Good stuff guys thanks for weighing in.
Of course I’m not squeezing the rockwool I totally conflated that - it’s the peat pucks that get squeezed. I’m glad you noticed that Rexer.
It occurs to me that some of the things we do are a bit automatic. It has to be this way. That’s why - when learning new techniques - it’s important to learn good habits. It is a truism that it is easier to learn a good habit than it is to unlearn a bad one.
Anyone trying to clone a cut will do well to keep a few things dead simple and you guys are dead right.
Clones are the only thing that has kept this leaky boat afloat. So I started out ok, then by the time my cloning had gone from ok to average I took my foot off the gas.
I got very sick in December, worse than now. Worse than I let on. Part of my shift to mega crop was just that (I was no longer well enough to look at a plant and wonder what its damn problem was I had enough of my own).
By this time I had changed my veg light schedule to 16/8. And then forgot.
For the next few months I threw an excess of cuts into cups of soil and had enough pull through that we are still here. I wasn’t even using new soil.
It wasn’t til I could catch my breath and have a look at my variables that I even noticed how bad I’d let it get.
I was using a blunt and dirty blade for a start. Am I the only gardener anywhere who can’t find razor blades to buy? They used to be everywhere. Men (get this) used to shaaave (I know) their faces (right?) and you could buy these anywhere. Not so now.
Sterile and sharp surgical blades are important.
I was dunking stems in my cloning gel. Not now. This stays sterile too.
Overwatering is almost too easy that you don’t notice you’re doing it. Set and forget. Hands in pockets.
I came across a discussion in a podcast where results were in on some research around cloning.
As a result I am no longer shortening the leaves, I am removing them. This gives the cutting one instead of five wounds to heal at each leaf site.
They found their highest survival rates on cuttings with only one, two or three leaves.
They found no correlation between the site of the cutting’s removal (ie, upper or lower) and the vigour of the cutting.
So a few pointers, a few reminders. I’ve linked to the podcast I’m talking about a few times. I can find it again if anyone wants.
I also had it cold. Too cold. It’s ridiculous how cold it is here sometimes. (This last night was so cold it was painful. There better be some snow somewhere today).
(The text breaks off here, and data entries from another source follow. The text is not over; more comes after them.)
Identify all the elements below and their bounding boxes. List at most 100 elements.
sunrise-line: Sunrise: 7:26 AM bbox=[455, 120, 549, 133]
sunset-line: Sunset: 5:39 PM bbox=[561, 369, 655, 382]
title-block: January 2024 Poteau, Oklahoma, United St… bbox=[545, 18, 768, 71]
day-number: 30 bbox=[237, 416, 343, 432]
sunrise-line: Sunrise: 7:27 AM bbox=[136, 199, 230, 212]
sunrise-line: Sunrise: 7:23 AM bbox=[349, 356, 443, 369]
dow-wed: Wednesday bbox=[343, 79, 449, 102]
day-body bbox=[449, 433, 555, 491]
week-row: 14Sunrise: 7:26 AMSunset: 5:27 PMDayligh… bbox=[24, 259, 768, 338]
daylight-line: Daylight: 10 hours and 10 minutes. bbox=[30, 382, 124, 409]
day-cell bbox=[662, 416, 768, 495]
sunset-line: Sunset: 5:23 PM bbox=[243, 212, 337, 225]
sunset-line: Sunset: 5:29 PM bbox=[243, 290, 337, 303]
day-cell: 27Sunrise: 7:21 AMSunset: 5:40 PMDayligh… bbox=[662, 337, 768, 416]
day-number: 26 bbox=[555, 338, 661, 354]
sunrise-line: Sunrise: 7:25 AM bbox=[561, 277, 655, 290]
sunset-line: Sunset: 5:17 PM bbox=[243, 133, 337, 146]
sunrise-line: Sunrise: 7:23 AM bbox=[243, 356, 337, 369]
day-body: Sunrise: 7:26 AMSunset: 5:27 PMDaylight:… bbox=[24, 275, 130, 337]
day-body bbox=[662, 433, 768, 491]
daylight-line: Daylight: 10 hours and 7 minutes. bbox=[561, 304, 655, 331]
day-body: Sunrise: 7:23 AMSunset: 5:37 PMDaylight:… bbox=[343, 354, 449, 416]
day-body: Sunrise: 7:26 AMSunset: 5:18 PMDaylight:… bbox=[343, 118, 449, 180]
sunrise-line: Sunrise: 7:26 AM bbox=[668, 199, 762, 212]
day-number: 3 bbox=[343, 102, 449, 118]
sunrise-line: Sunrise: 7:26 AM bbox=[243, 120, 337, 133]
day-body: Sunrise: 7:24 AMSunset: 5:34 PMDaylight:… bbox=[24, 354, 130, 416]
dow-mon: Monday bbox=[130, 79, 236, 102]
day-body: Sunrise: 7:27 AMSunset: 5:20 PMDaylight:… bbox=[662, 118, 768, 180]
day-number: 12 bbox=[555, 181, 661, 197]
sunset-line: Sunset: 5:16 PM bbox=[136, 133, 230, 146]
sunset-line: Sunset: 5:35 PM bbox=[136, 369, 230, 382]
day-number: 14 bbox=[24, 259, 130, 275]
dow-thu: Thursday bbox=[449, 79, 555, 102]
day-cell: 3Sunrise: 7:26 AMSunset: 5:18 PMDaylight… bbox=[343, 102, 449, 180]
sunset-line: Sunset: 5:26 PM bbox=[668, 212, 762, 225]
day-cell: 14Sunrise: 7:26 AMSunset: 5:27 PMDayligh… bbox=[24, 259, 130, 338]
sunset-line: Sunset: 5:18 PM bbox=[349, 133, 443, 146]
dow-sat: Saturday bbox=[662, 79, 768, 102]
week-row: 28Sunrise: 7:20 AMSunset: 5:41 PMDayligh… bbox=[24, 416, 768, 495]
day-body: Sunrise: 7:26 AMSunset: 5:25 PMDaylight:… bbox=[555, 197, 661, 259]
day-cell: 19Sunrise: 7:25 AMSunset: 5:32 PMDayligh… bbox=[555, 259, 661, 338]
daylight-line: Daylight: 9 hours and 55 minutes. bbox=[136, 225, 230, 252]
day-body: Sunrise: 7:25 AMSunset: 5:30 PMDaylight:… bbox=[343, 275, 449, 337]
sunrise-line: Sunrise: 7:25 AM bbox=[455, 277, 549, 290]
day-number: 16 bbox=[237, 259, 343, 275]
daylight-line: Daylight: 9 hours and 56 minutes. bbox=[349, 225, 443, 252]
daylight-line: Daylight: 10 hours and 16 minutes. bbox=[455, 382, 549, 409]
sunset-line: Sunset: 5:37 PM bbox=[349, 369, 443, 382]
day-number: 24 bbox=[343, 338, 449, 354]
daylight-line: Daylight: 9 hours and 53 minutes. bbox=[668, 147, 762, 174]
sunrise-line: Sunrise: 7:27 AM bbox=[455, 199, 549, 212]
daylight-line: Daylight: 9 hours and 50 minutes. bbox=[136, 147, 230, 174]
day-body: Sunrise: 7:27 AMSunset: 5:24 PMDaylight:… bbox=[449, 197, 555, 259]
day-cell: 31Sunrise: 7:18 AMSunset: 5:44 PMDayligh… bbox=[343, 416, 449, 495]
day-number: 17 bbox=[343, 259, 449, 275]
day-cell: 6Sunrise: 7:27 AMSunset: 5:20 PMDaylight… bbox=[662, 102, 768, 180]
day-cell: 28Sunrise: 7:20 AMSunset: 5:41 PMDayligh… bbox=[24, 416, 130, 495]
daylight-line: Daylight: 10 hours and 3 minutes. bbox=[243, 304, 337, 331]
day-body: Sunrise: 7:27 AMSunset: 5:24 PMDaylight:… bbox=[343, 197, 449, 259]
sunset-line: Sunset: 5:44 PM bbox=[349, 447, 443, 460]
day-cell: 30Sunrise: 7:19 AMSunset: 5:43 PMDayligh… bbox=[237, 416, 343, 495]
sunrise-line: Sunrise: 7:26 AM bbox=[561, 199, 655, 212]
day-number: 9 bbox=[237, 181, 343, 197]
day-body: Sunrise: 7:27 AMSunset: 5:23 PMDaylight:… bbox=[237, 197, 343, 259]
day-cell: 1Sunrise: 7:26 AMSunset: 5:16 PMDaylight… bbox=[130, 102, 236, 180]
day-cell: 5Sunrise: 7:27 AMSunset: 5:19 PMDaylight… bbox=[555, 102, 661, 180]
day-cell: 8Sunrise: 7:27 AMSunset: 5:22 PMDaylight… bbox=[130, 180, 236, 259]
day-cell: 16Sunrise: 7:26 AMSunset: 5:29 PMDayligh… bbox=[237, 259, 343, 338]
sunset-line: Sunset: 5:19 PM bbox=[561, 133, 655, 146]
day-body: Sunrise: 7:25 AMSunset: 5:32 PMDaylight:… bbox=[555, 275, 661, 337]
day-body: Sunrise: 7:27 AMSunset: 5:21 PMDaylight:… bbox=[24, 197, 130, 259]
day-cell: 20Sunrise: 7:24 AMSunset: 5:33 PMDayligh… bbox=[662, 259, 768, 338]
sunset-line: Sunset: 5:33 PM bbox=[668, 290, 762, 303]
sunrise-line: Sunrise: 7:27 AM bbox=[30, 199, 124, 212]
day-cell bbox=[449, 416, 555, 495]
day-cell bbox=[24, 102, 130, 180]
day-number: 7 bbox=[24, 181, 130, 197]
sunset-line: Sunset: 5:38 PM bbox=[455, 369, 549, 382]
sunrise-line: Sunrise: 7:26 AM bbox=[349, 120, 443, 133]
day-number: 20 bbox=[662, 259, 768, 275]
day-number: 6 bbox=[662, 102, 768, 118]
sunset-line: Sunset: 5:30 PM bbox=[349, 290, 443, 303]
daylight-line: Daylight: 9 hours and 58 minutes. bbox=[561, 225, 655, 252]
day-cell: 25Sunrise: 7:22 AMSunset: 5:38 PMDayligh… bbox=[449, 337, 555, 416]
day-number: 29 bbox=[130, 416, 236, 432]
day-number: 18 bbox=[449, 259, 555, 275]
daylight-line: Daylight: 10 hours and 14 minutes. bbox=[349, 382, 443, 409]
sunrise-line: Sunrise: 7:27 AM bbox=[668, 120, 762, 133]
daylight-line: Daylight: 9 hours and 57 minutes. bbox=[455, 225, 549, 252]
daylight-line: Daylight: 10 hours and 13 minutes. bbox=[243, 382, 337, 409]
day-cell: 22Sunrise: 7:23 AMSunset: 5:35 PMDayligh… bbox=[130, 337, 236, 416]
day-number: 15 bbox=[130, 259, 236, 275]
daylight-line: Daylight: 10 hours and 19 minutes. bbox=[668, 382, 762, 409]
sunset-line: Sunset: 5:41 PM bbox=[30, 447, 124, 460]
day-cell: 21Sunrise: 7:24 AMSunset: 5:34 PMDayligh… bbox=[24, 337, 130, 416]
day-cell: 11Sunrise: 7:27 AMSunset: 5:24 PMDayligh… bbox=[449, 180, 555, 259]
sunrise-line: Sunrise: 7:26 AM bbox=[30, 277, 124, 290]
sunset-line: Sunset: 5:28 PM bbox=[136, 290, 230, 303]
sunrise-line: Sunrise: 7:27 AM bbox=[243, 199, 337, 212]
So I started to pull some of this together again. I was even using new soil in cups again. I was still using a crappy old blade, but sometimes I’d remember to wipe it with alcohol.
I was still scratching my head.
Anyone who remembers Sam Vimes in Feet Of Clay (this is the third of the city watch series of Pratchett’s Discworld stories. If you haven’t yet, do) remembers the frustration of seeing him looking for something without noticing the candle he was searching by (spoiler
averted danced all over).
It was like that anyway. 16 hours of light is not enough. The veg tent is now on 18/6.
(Hmm. The fact I look to the Discworld series to untangle real world issues is perhaps more telling than I would have liked
).
The other thing I was going to say about upping my cloning game lately is this, and it’s also almost too obvious to notice. You can’t take a healthy cut from an unhealthy plant.
Now, my veg light is only 40w so leaf vigour is not something I even noticed I was missing. Now everyone in the veg tent (and anyone less than a week in 12/12) gets a foliar feed every 5-7 days. Leaves love it.
I’m also spraying the leaves of the cuttings in Schrodinger’s tray and that’s the only time I mess with them at all. I spray the inside of their dome with plain water twice a day.
I like the tip about the hydroton balls (why is that fun to say? Hydroton balls!) under the cube for somewhere dry and sterile to stand. (You don’t necessarily think of soil (dirt?) as being sterile do you?)
The only thing I’ll add on the peat pucks is that a lot of folk find benefit from tearing that mesh packet open so that it can be removed when roots show without damaging them. I’ll put a picture up when my next cbd drops out of superposition.
I’m sure to be missing something, but thanks to you all for your help in getting all this straightened out.